Taylor also talked about Gibson’s Paradox, which points to the direct correlation between the movement of interest rates and the level of prices. He explained that a paper by Robert Barsky titled “Gibson’s Paradox and the Gold Standard” shows that if interest rates are suppressed, the gold price must also be suppressed, or else the currency will lose its value.
“We have this massive amount of money printing that continues to create more debt. Remember, debt is the raw material in which money was created in a fractional currency system,” Taylor said. “The con job has worked very well for 50 years since Nixon took us off the gold standard. We’ve had massive gold market manipulation.”
The US petrodollar
Another topic Taylor touched on was the petrodollar, a term coined by an economics professor after the oil price rose sharply in the 1970s and the US negotiated deals with the Middle East to denominate oil sales into US dollars.
“The military enforcement, in my view, what is going on in the Middle East, is nothing less than to try to preserve the petrodollar system,” Taylor said, adding that it’s very clear Russia and China are teaming up to compete against the petrodollar. China recently struck currency agreements with both Canada and Qatar, and Russia is reportedly looking to unseal its $88-billion foreign currency reserve fund to acquire rubles, but Taylor said the countries have also been stockpiling gold.
“China and Russia are building up huge amounts of gold reserves. China is also the largest gold producer in the world now. We hear in the press all the time that Russia is broke. Well, how are they importing gold all the time if they are broke? Actually Russia doesn’t have a debt problem, we have a debt problem,” he explained.
The greatest gold deposit
All of those factors have contributed to Taylor’s overall bullishness on gold, but he said he is particularly interested in the work being done by Novo Resources (CSE:NVO) at its Pilbara paleoplacer gold project in Australia. This project actually consists of two properties that have been named the Beatons Creek project and the Marble Bar project, and from what Taylor has seen from the results there so far, he believes the company may be onto something big.
He explained that Novo’s president and CEO, Dr. Quinton Hennigh, examined the mineralogy of rock from South Africa’s gold-rich Witwatersrand ridge, and preliminary exploration of the Hammersley Basin in Australia shows that similar rocks were deposited there around the same time. So far the company has reported some great results, with drilling being mainly focused on Beatons Creek. In May 2013, Novo announced an initial resource estimate outlining 8.9 million tonnes averaging 1.47 g/t gold using a cut off of 0.5 g/t gold.
The company just released new assay results from shallow oxide drill holes at Beatons Creek on Tuesday; they include 1 meter of 40.07 g/t gold.

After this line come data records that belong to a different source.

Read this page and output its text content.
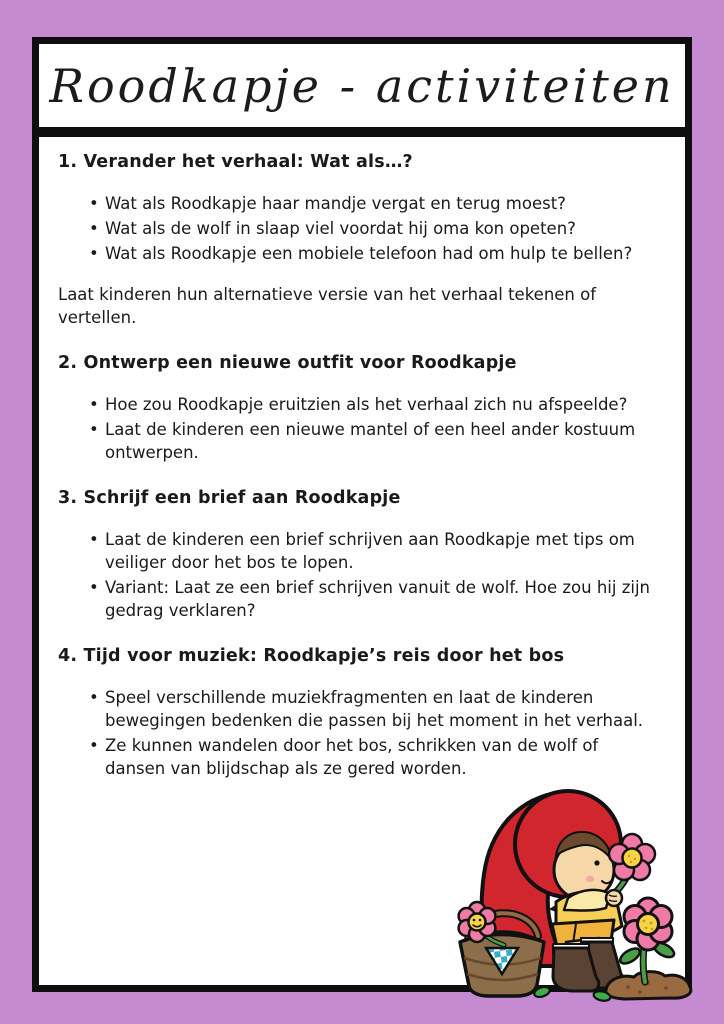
Roodkapje - activiteiten
1. Verander het verhaal: Wat als…?
• Wat als Roodkapje haar mandje vergat en terug moest?
• Wat als de wolf in slaap viel voordat hij oma kon opeten?
• Wat als Roodkapje een mobiele telefoon had om hulp te bellen?

Laat kinderen hun alternatieve versie van het verhaal tekenen of vertellen.

2. Ontwerp een nieuwe outfit voor Roodkapje
• Hoe zou Roodkapje eruitzien als het verhaal zich nu afspeelde?
• Laat de kinderen een nieuwe mantel of een heel ander kostuum ontwerpen.
3. Schrijf een brief aan Roodkapje
• Laat de kinderen een brief schrijven aan Roodkapje met tips om veiliger door het bos te lopen.
• Variant: Laat ze een brief schrijven vanuit de wolf. Hoe zou hij zijn gedrag verklaren?
4. Tijd voor muziek: Roodkapje’s reis door het bos
• Speel verschillende muziekfragmenten en laat de kinderen bewegingen bedenken die passen bij het moment in het verhaal.
• Ze kunnen wandelen door het bos, schrikken van de wolf of dansen van blijdschap als ze gered worden.
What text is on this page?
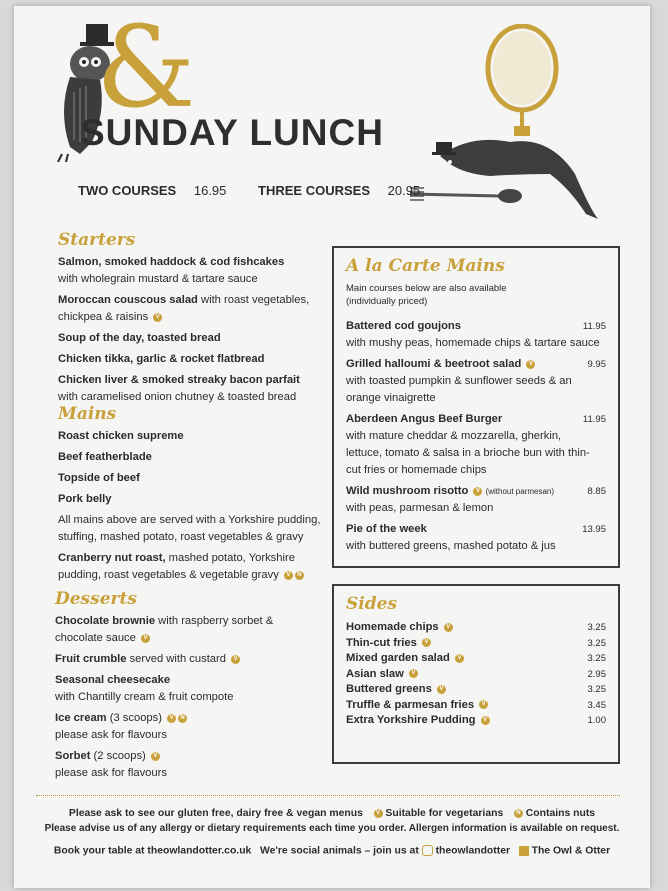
&
SUNDAY LUNCH
TWO COURSES 16.95 THREE COURSES 20.95
Starters
Salmon, smoked haddock & cod fishcakes
with wholegrain mustard & tartare sauce
Moroccan couscous salad with roast vegetables,
chickpea & raisins V
Soup of the day, toasted bread
Chicken tikka, garlic & rocket flatbread
Chicken liver & smoked streaky bacon parfait
with caramelised onion chutney & toasted bread
Mains
Roast chicken supreme
Beef featherblade
Topside of beef
Pork belly
All mains above are served with a Yorkshire pudding,
stuffing, mashed potato, roast vegetables & gravy
Cranberry nut roast, mashed potato, Yorkshire
pudding, roast vegetables & vegetable gravy V N
Desserts
Chocolate brownie with raspberry sorbet &
chocolate sauce V
Fruit crumble served with custard V
Seasonal cheesecake
with Chantilly cream & fruit compote
Ice cream (3 scoops) V N
please ask for flavours
Sorbet (2 scoops) V
please ask for flavours
A la Carte Mains
Main courses below are also available
(individually priced)
Battered cod goujons	11.95
with mushy peas, homemade chips & tartare sauce
Grilled halloumi & beetroot salad V	9.95
with toasted pumpkin & sunflower seeds & an
orange vinaigrette
Aberdeen Angus Beef Burger	11.95
with mature cheddar & mozzarella, gherkin,
lettuce, tomato & salsa in a brioche bun with thin-
cut fries or homemade chips
Wild mushroom risotto V (without parmesan)	8.85
with peas, parmesan & lemon
Pie of the week	13.95
with buttered greens, mashed potato & jus
Sides
Homemade chips V	3.25
Thin-cut fries V	3.25
Mixed garden salad V	3.25
Asian slaw V	2.95
Buttered greens V	3.25
Truffle & parmesan fries V	3.45
Extra Yorkshire Pudding V	1.00
Please ask to see our gluten free, dairy free & vegan menus V Suitable for vegetarians N Contains nuts
Please advise us of any allergy or dietary requirements each time you order. Allergen information is available on request.
Book your table at theowlandotter.co.uk We're social animals – join us at theowlandotter The Owl & Otter
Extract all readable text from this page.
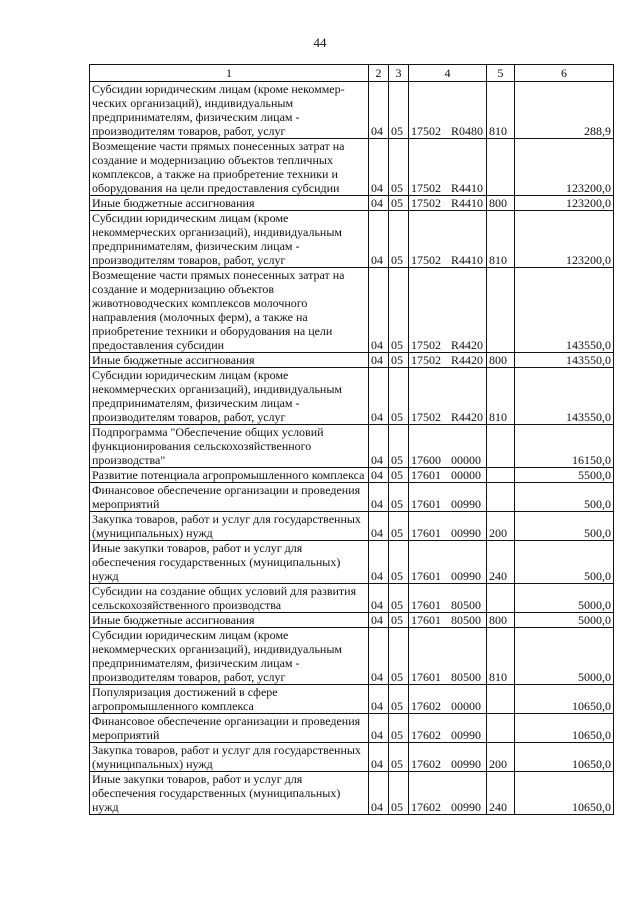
44
1	2	3	4	5	6
Субсидии юридическим лицам (кроме некоммер-ческих организаций), индивидуальным предпринимателям, физическим лицам - производителям товаров, работ, услуг	04	05	17502 R0480	810	288,9
Возмещение части прямых понесенных затрат на создание и модернизацию объектов тепличных комплексов, а также на приобретение техники и оборудования на цели предоставления субсидии	04	05	17502 R4410		123200,0
Иные бюджетные ассигнования	04	05	17502 R4410	800	123200,0
Субсидии юридическим лицам (кроме некоммерческих организаций), индивидуальным предпринимателям, физическим лицам - производителям товаров, работ, услуг	04	05	17502 R4410	810	123200,0
Возмещение части прямых понесенных затрат на создание и модернизацию объектов животноводческих комплексов молочного направления (молочных ферм), а также на приобретение техники и оборудования на цели предоставления субсидии	04	05	17502 R4420		143550,0
Иные бюджетные ассигнования	04	05	17502 R4420	800	143550,0
Субсидии юридическим лицам (кроме некоммерческих организаций), индивидуальным предпринимателям, физическим лицам - производителям товаров, работ, услуг	04	05	17502 R4420	810	143550,0
Подпрограмма "Обеспечение общих условий функционирования сельскохозяйственного производства"	04	05	17600 00000		16150,0
Развитие потенциала агропромышленного комплекса	04	05	17601 00000		5500,0
Финансовое обеспечение организации и проведения мероприятий	04	05	17601 00990		500,0
Закупка товаров, работ и услуг для государственных (муниципальных) нужд	04	05	17601 00990	200	500,0
Иные закупки товаров, работ и услуг для обеспечения государственных (муниципальных) нужд	04	05	17601 00990	240	500,0
Субсидии на создание общих условий для развития сельскохозяйственного производства	04	05	17601 80500		5000,0
Иные бюджетные ассигнования	04	05	17601 80500	800	5000,0
Субсидии юридическим лицам (кроме некоммерческих организаций), индивидуальным предпринимателям, физическим лицам - производителям товаров, работ, услуг	04	05	17601 80500	810	5000,0
Популяризация достижений в сфере агропромышленного комплекса	04	05	17602 00000		10650,0
Финансовое обеспечение организации и проведения мероприятий	04	05	17602 00990		10650,0
Закупка товаров, работ и услуг для государственных (муниципальных) нужд	04	05	17602 00990	200	10650,0
Иные закупки товаров, работ и услуг для обеспечения государственных (муниципальных) нужд	04	05	17602 00990	240	10650,0
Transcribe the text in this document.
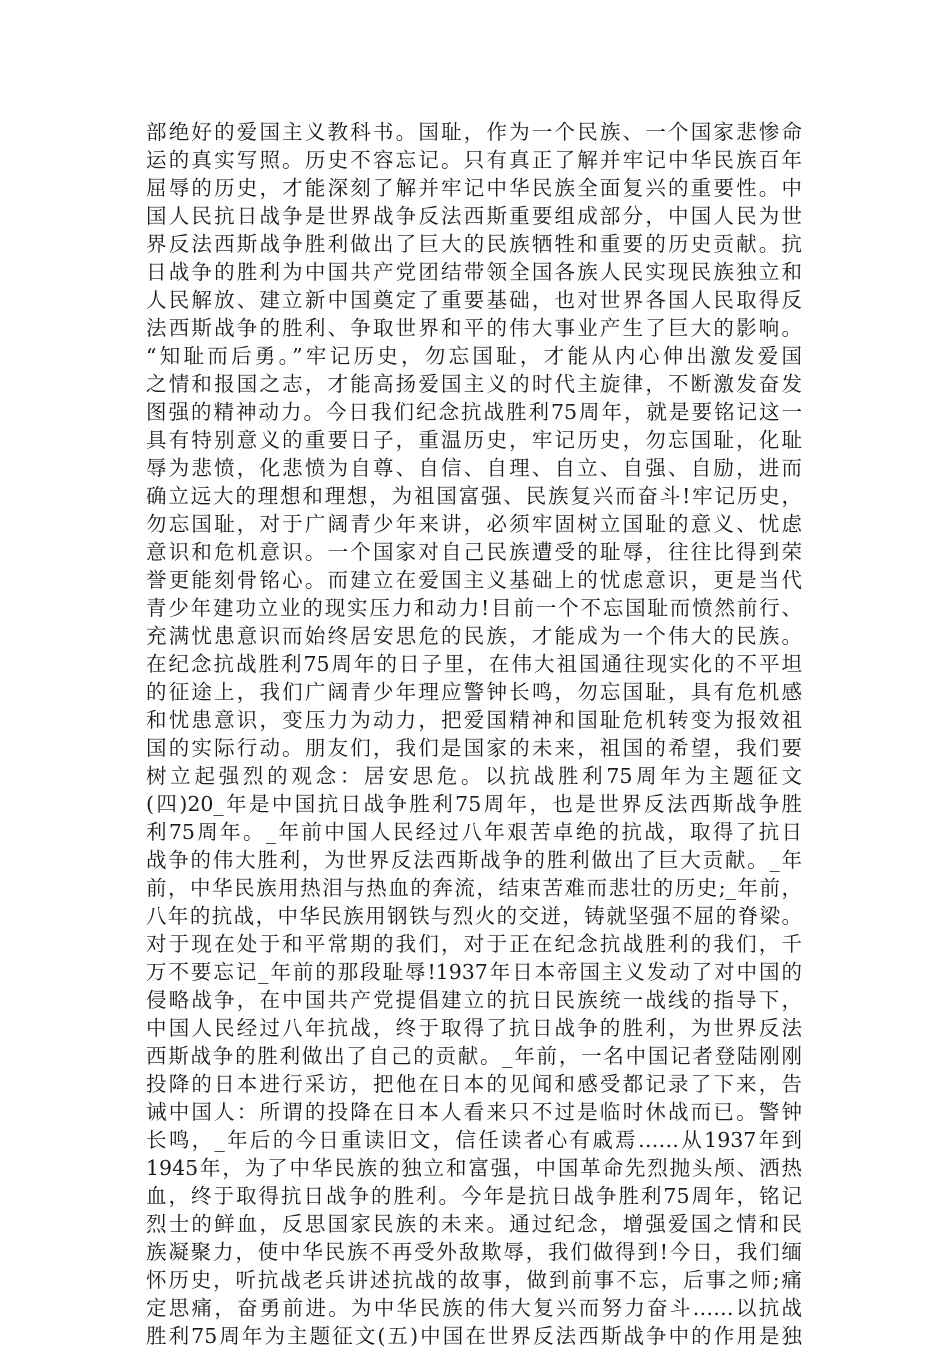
部绝好的爱国主义教科书。国耻，作为一个民族、一个国家悲惨命
运的真实写照。历史不容忘记。只有真正了解并牢记中华民族百年
屈辱的历史，才能深刻了解并牢记中华民族全面复兴的重要性。中
国人民抗日战争是世界战争反法西斯重要组成部分，中国人民为世
界反法西斯战争胜利做出了巨大的民族牺牲和重要的历史贡献。抗
日战争的胜利为中国共产党团结带领全国各族人民实现民族独立和
人民解放、建立新中国奠定了重要基础，也对世界各国人民取得反
法西斯战争的胜利、争取世界和平的伟大事业产生了巨大的影响。
“知耻而后勇。”牢记历史，勿忘国耻，才能从内心伸出激发爱国
之情和报国之志，才能高扬爱国主义的时代主旋律，不断激发奋发
图强的精神动力。今日我们纪念抗战胜利75周年，就是要铭记这一
具有特别意义的重要日子，重温历史，牢记历史，勿忘国耻，化耻
辱为悲愤，化悲愤为自尊、自信、自理、自立、自强、自励，进而
确立远大的理想和理想，为祖国富强、民族复兴而奋斗!牢记历史，
勿忘国耻，对于广阔青少年来讲，必须牢固树立国耻的意义、忧虑
意识和危机意识。一个国家对自己民族遭受的耻辱，往往比得到荣
誉更能刻骨铭心。而建立在爱国主义基础上的忧虑意识，更是当代
青少年建功立业的现实压力和动力!目前一个不忘国耻而愤然前行、
充满忧患意识而始终居安思危的民族，才能成为一个伟大的民族。
在纪念抗战胜利75周年的日子里，在伟大祖国通往现实化的不平坦
的征途上，我们广阔青少年理应警钟长鸣，勿忘国耻，具有危机感
和忧患意识，变压力为动力，把爱国精神和国耻危机转变为报效祖
国的实际行动。朋友们，我们是国家的未来，祖国的希望，我们要
树立起强烈的观念：居安思危。以抗战胜利75周年为主题征文
(四)20_年是中国抗日战争胜利75周年，也是世界反法西斯战争胜
利75周年。_年前中国人民经过八年艰苦卓绝的抗战，取得了抗日
战争的伟大胜利，为世界反法西斯战争的胜利做出了巨大贡献。_年
前，中华民族用热泪与热血的奔流，结束苦难而悲壮的历史;_年前，
八年的抗战，中华民族用钢铁与烈火的交迸，铸就坚强不屈的脊梁。
对于现在处于和平常期的我们，对于正在纪念抗战胜利的我们，千
万不要忘记_年前的那段耻辱!1937年日本帝国主义发动了对中国的
侵略战争，在中国共产党提倡建立的抗日民族统一战线的指导下，
中国人民经过八年抗战，终于取得了抗日战争的胜利，为世界反法
西斯战争的胜利做出了自己的贡献。_年前，一名中国记者登陆刚刚
投降的日本进行采访，把他在日本的见闻和感受都记录了下来，告
诫中国人：所谓的投降在日本人看来只不过是临时休战而已。警钟
长鸣，_年后的今日重读旧文，信任读者心有戚焉……从1937年到
1945年，为了中华民族的独立和富强，中国革命先烈抛头颅、洒热
血，终于取得抗日战争的胜利。今年是抗日战争胜利75周年，铭记
烈士的鲜血，反思国家民族的未来。通过纪念，增强爱国之情和民
族凝聚力，使中华民族不再受外敌欺辱，我们做得到!今日，我们缅
怀历史，听抗战老兵讲述抗战的故事，做到前事不忘，后事之师;痛
定思痛，奋勇前进。为中华民族的伟大复兴而努力奋斗……以抗战
胜利75周年为主题征文(五)中国在世界反法西斯战争中的作用是独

Taylor said in one of his newsletters that Beatons Creek could “develop into a low-cost mining project that might be built for less than $20 million and produce 30,000 or so ounces of gold per year with operating costs also being very low,” and said he is “expecting it will be substantially higher than the 1.47 grams based on the these larger drill intercepts involved in Beatons Creek.”
It will certainly be interesting to see whether he ends up being correct — both about Novo and about the prospects for a gold bull market.
Securities Disclosure: I, Kristen Moran, hold no direct investment interest in any company mentioned in this article.